Daí eu lembrei do ditado da pressa. Inimigo, segundo o Houaiss, “1. Que está em oposição; contrário. 2. O que tem ódio a alguém ou algo. 3. Adversário militar; político.  4. Quem tem aversão a algo. 5. Que se opõe a algo.” Meu santo Puchkin, eu basicamente entro em guerra com a pressa quase todo dia (aliás, a sociedade inteira. Pressa x Mundo, essa é a verdadeira 3ª guerra mundial.). A pressa, portanto, como um bom oponente militar, estava me podando do conhecimento. E eu, uma adversária meio ambígua, concordava com esse ataque silencioso – mas não tanto – no meu próprio cotidiano e nos meus próprios prazeres tais como ler, escrever, escutar música, assistir filmes e, claro, estudar.

Essa necessidade de absorver tanta informação e não conscientizar todo o meu corpo daquilo que estava sendo dado ao meu cérebro atrapalhou muito em vários momentos da minha vida; o russo só aflorou algo que já acontece há tempos.

Caminhar com o próprio conhecimento adquirido (e com o que vai ser adquirido) é o lema que tento seguir depois de tantas noites mal dormidas pensando no alfabeto cirílico e nos livros/filmes que eu não tive a oportunidade de conhecer. Como nosso querido Houaiss já explicou, conhecer é sentir, manter relações e não é simplesmente um corte no espaço-tempo que você pode fechar como se nada tivesse ocorrido (se bem que em Doctor Who isso dá problema, mas isso é outro assunto pra outro texto.). Ou seja, take it easy. Se a pressa é nossa inimiga, sejamos companheiras e companheiros da lentidão: respeitando nossos limites, estabelecendo relacionamentos com a nossa própria capacidade de aprendizado, tendo prazer em visitar todos esses campos diversos de cultura, língua e porque não, pessoas. A partir dessa perspectiva, nossas próprias vidas pessoais e profissionais respiram com um pouquinho de dignidade em mundo que martela para sermos mais rápidos que a velocidade da luz. Deixem a luz ser veloz, ela não tem consciência dela mesma, nós temos. Por isso, se um dia você, seus amigos, seus parentes estiverem na mesma linha de frente da pressa, puxe-os com afeto para o lado da lentidão. Nem que seja só um pouquinho. Degustar da vida e do que ela fornece exige tempo.

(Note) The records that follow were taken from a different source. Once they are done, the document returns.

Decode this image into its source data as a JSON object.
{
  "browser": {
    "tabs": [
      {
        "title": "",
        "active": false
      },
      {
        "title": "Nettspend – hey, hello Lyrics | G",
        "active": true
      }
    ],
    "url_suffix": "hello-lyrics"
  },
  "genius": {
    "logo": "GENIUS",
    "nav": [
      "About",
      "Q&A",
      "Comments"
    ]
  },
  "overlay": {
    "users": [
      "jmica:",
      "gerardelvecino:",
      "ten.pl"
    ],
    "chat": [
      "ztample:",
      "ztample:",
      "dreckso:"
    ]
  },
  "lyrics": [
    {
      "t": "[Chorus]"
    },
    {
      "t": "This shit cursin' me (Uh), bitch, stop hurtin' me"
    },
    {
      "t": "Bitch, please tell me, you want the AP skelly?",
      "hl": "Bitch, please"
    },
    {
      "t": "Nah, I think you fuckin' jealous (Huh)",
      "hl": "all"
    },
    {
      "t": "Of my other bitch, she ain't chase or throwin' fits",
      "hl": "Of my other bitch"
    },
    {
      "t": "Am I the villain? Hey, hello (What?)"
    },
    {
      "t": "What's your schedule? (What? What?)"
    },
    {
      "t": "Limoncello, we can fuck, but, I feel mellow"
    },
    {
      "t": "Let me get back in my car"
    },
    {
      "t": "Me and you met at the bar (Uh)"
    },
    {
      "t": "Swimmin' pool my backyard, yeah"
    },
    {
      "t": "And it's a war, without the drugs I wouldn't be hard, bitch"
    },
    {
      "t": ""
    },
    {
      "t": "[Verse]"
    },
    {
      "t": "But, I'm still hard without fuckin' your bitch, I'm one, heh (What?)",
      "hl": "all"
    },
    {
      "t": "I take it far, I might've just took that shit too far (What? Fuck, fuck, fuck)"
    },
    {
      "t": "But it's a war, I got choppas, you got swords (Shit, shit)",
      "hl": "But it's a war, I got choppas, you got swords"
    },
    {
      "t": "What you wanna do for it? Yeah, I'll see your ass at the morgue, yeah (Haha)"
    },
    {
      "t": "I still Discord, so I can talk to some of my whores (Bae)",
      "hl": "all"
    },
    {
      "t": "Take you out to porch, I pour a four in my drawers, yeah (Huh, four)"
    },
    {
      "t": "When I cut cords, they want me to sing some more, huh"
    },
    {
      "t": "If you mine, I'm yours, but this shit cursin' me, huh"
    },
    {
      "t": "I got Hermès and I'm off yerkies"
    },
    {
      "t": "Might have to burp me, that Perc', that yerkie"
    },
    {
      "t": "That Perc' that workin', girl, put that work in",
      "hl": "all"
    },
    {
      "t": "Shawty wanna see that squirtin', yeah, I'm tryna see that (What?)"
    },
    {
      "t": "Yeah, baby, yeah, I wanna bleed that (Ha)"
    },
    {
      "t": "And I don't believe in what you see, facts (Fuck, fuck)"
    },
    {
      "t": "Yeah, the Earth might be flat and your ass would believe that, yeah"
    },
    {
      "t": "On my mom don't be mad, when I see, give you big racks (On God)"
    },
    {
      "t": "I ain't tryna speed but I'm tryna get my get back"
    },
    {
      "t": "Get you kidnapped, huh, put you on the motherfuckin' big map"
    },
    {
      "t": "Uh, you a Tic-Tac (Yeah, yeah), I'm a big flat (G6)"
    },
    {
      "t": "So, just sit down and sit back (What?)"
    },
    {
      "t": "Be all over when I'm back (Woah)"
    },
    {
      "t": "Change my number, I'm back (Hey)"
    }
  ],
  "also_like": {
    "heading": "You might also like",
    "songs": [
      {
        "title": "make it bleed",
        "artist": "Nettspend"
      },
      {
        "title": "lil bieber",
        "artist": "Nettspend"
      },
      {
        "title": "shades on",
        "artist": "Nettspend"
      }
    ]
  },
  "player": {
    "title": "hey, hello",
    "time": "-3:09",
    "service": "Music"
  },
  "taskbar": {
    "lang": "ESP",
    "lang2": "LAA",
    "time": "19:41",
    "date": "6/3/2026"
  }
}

“Ando devagar porque já tive pressa.” Essa música possui o verbo “conhecer” reiterado várias vezes ao longo da composição. Coincidência? Não. Para conhecer, existe pausa. E reflexão. “O sabor das massas, das maçãs” e outros sabores, as sensações exigem calma. Colocar isso em prática é, de fato, uma guerra contra o relógio que nos é imposto diariamente: tenha diplomas, emprego, casa, carro, conhecimento, dinheiro, viagens…ufa! Uma lista imensa a ser preenchida no mínimo de tempo possível. A nossa estratégia, no caso, é andar ao contrário: pausando, temos um pouco de paz. Nem que seja por 10 minutos.

E um dia se vocês me encontrarem na rua e me perguntarem “como vai o russo?”, eu responderei: “tá bem lerdo. Mas tá indo.” Respostas curtas que dizem muito, meus caros.

O aforismo grego “conheça-te a ti mesmo” nos leva a uma questão: como nos conhecer, então, Oráculo de Delfos? Com lentidão. Sempre.